22. An anti-LOXL4 antibody produced by hybridoma LOXL4-P (DSM ACC3233) or an antibody or antibody fragment comprising at least one complementarity determining region (CDR) of the anti-LOXL4-P antibody produced by hybridoma LOXL4-P (DSM ACC3233) and capable of binding to an epitope of LOXL4 in the cytoplasm, and/or on the cell surface, of tumor cells, wherein the epitope comprises or consists of the amino acid sequence KVWDLKMR (SEQ ID NO: 1).
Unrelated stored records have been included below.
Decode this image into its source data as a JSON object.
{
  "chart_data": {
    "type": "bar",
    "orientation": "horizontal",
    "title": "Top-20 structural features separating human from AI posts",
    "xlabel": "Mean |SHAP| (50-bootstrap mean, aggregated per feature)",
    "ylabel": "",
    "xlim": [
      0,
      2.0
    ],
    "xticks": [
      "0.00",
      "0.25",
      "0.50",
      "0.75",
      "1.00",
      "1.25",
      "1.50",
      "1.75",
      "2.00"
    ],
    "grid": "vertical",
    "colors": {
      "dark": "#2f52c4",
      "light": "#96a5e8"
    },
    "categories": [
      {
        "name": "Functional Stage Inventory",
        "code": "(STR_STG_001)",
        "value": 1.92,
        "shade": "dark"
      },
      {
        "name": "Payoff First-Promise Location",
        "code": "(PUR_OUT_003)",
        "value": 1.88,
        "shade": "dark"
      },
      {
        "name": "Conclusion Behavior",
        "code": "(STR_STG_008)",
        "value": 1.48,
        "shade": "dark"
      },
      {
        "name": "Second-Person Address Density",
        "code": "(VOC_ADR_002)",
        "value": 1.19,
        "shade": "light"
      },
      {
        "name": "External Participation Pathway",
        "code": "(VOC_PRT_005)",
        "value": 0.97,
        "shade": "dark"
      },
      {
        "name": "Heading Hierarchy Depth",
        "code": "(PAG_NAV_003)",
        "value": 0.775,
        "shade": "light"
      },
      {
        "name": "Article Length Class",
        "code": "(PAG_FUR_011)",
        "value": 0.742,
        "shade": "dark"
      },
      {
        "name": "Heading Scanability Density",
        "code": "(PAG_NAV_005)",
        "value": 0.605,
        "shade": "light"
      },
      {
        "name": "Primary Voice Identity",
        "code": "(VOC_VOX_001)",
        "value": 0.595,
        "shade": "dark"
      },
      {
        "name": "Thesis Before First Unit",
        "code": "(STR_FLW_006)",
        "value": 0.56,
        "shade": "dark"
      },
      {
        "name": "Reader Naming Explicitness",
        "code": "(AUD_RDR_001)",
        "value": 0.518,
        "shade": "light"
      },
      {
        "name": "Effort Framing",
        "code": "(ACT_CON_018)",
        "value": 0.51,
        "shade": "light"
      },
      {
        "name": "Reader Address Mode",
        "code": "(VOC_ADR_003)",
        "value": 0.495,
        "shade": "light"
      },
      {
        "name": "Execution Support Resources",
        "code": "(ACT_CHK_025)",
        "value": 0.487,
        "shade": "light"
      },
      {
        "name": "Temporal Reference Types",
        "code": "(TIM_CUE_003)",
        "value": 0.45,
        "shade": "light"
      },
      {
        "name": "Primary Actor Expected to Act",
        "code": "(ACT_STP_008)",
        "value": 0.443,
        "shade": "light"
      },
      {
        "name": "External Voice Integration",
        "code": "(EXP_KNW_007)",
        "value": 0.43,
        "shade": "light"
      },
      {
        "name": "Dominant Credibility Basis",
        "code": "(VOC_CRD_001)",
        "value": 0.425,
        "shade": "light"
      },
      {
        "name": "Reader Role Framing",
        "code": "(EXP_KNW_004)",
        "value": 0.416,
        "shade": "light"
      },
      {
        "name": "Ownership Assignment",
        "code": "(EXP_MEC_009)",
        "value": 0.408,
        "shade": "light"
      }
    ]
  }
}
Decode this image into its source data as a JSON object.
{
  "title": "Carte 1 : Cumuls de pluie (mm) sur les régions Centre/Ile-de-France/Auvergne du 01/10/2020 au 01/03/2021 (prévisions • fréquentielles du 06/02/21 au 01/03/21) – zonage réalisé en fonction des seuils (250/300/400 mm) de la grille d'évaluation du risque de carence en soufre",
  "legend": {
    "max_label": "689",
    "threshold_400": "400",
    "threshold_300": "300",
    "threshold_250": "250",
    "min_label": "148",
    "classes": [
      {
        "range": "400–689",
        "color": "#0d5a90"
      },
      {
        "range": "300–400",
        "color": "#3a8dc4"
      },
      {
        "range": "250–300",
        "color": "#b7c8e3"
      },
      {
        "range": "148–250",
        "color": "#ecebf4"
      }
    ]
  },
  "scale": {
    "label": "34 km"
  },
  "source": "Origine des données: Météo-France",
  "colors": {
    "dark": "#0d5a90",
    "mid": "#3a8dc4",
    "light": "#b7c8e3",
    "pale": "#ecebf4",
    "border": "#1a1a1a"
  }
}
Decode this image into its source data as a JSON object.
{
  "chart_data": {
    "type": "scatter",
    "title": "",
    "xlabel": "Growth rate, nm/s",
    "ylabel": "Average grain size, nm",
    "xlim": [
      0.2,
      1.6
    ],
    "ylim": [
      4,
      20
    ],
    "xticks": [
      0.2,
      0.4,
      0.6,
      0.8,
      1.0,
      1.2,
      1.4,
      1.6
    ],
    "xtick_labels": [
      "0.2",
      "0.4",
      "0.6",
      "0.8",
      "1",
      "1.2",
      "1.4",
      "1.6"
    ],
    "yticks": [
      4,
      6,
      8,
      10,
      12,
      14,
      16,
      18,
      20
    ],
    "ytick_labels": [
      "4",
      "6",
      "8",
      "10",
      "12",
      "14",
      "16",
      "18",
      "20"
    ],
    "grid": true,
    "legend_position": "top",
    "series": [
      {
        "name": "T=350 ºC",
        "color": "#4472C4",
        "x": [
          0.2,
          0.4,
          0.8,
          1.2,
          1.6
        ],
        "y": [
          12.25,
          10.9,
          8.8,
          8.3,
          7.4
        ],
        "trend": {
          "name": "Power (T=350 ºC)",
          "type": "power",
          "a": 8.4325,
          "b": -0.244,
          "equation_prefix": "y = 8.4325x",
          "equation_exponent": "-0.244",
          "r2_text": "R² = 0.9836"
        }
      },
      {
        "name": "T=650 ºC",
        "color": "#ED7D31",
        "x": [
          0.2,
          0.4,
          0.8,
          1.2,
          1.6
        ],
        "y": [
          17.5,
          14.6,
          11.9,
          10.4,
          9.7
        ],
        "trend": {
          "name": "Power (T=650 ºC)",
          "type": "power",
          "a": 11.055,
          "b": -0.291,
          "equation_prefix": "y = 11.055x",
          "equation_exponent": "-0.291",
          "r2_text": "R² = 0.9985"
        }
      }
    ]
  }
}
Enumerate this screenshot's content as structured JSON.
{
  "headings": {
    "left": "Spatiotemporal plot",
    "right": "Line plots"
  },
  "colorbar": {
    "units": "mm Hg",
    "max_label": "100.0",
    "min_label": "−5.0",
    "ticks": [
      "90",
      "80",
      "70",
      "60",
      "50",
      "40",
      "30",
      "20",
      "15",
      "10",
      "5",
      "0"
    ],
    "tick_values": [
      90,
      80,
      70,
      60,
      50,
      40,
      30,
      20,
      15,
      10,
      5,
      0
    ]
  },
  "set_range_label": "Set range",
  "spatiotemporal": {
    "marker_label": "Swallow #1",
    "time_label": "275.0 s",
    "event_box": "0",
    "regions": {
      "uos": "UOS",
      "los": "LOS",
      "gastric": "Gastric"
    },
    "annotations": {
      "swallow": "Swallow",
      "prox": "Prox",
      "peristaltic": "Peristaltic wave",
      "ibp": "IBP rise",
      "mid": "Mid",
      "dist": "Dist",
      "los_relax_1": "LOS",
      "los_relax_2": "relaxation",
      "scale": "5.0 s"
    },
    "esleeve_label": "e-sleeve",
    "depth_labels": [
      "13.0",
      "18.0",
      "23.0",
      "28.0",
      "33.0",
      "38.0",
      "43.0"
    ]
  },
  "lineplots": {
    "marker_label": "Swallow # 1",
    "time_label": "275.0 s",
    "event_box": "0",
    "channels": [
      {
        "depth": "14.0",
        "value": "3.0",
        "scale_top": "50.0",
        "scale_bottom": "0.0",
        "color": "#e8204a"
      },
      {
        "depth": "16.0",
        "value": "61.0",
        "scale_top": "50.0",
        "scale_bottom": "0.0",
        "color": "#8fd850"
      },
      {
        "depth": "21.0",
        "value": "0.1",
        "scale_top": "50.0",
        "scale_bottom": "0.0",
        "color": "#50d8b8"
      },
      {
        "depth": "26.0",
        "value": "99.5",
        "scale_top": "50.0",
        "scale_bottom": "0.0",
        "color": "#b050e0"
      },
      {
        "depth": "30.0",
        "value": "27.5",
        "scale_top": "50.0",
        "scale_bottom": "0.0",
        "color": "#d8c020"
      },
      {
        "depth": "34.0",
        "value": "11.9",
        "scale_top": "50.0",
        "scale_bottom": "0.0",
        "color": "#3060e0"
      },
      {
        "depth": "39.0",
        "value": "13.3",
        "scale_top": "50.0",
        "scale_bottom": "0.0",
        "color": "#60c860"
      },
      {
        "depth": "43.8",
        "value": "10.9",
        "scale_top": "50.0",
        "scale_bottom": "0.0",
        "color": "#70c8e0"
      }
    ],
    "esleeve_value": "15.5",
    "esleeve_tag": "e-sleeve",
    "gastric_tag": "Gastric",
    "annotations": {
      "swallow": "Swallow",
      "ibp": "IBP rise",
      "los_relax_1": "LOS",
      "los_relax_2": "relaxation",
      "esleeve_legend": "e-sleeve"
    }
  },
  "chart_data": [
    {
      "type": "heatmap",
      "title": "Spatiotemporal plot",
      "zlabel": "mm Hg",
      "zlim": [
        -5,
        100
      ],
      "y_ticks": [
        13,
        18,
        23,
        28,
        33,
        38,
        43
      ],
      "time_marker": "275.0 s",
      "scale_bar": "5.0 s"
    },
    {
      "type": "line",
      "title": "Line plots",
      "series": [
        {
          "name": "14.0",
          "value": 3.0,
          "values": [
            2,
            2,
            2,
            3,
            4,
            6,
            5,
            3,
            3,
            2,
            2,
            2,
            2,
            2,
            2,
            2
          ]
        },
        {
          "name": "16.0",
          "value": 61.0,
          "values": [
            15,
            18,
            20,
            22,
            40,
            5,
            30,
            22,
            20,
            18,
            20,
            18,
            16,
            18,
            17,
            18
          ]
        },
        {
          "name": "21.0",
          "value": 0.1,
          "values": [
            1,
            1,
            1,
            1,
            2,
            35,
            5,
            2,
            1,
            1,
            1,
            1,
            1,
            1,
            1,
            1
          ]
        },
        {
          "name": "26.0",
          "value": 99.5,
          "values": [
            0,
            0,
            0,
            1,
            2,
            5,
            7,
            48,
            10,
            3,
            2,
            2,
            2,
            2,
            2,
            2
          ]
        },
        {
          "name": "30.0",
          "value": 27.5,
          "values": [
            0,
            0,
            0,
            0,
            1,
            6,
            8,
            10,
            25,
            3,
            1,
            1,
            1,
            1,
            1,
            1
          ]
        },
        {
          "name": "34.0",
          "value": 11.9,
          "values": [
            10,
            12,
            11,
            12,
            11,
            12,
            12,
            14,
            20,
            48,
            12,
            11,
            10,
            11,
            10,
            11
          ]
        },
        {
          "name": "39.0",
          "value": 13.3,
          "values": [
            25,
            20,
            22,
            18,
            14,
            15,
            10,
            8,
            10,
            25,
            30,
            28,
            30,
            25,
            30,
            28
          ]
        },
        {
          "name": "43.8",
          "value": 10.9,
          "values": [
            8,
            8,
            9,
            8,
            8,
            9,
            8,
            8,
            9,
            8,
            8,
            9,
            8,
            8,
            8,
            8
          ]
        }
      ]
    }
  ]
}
23. A polynucleotide encoding at least the variable region of one immunoglobulin chain of an antibody or antigen-binding fragment of such an antibody, wherein the antibody is capable of binding to an epitope of LOXL4 in the cytoplasm, and/or on the cell surface, of tumor cells, wherein the epitope comprises or consists of the amino acid sequence KVWDLKMR (SEQ ID NO: 1).

24. A vector comprising the polynucleotide of claim 23.

25. A host cell comprising a polynucleotide of claim 23.

26. A host cell of claim 25 wherein the host cell is hybridoma LOXL4-P (DSM ACC3233).

27. The method of claim 16 wherein the tumor cells are selected from the group consisting of head, neck, larynx, esophagus, stomach, lung, liver, colon, rectum, pancreas, breast, ovary, uterus, cervix, vulva, penis, bladder or kidney tumor cells, and metastatic cells in general.

28. The method of claim 17 wherein the antibody is a monoclonal antibody, preferably monoclonal antibody LOXL4-P produced by hybridoma LOXL4-P, deposited with the DSMZ-Deutsche Sammlung von Mikroorganismen and Zellkulturen GmbH, Mascheroder Weg 1b, D-38124 Braunschweig, Germany on 19 Mar. 2014, and assigned Accession Number DSM ACC3233 or an antibody capable of competing with monoclonal antibody LOXL4-P for binding LOXL4 in the cytoplasm, and/or on the cell surface, of tumor cells.

29. The method of claim 17 wherein the antibody or antigen binding fragment is capable of causing cell death and cell lysis as determined based on the measurement of LDH released from the cytosol of damaged cells.

30. The method of claim 17, wherein the antibody is a human, humanized, xenogeneic, or chimeric human-murine antibody.

31. The method of claim 17 wherein the antigen-binding fragment is selected from the group consisting of a single chain Fv fragment, an Fab′ fragment, an Fab fragment, and an F(ab′)2 fragment.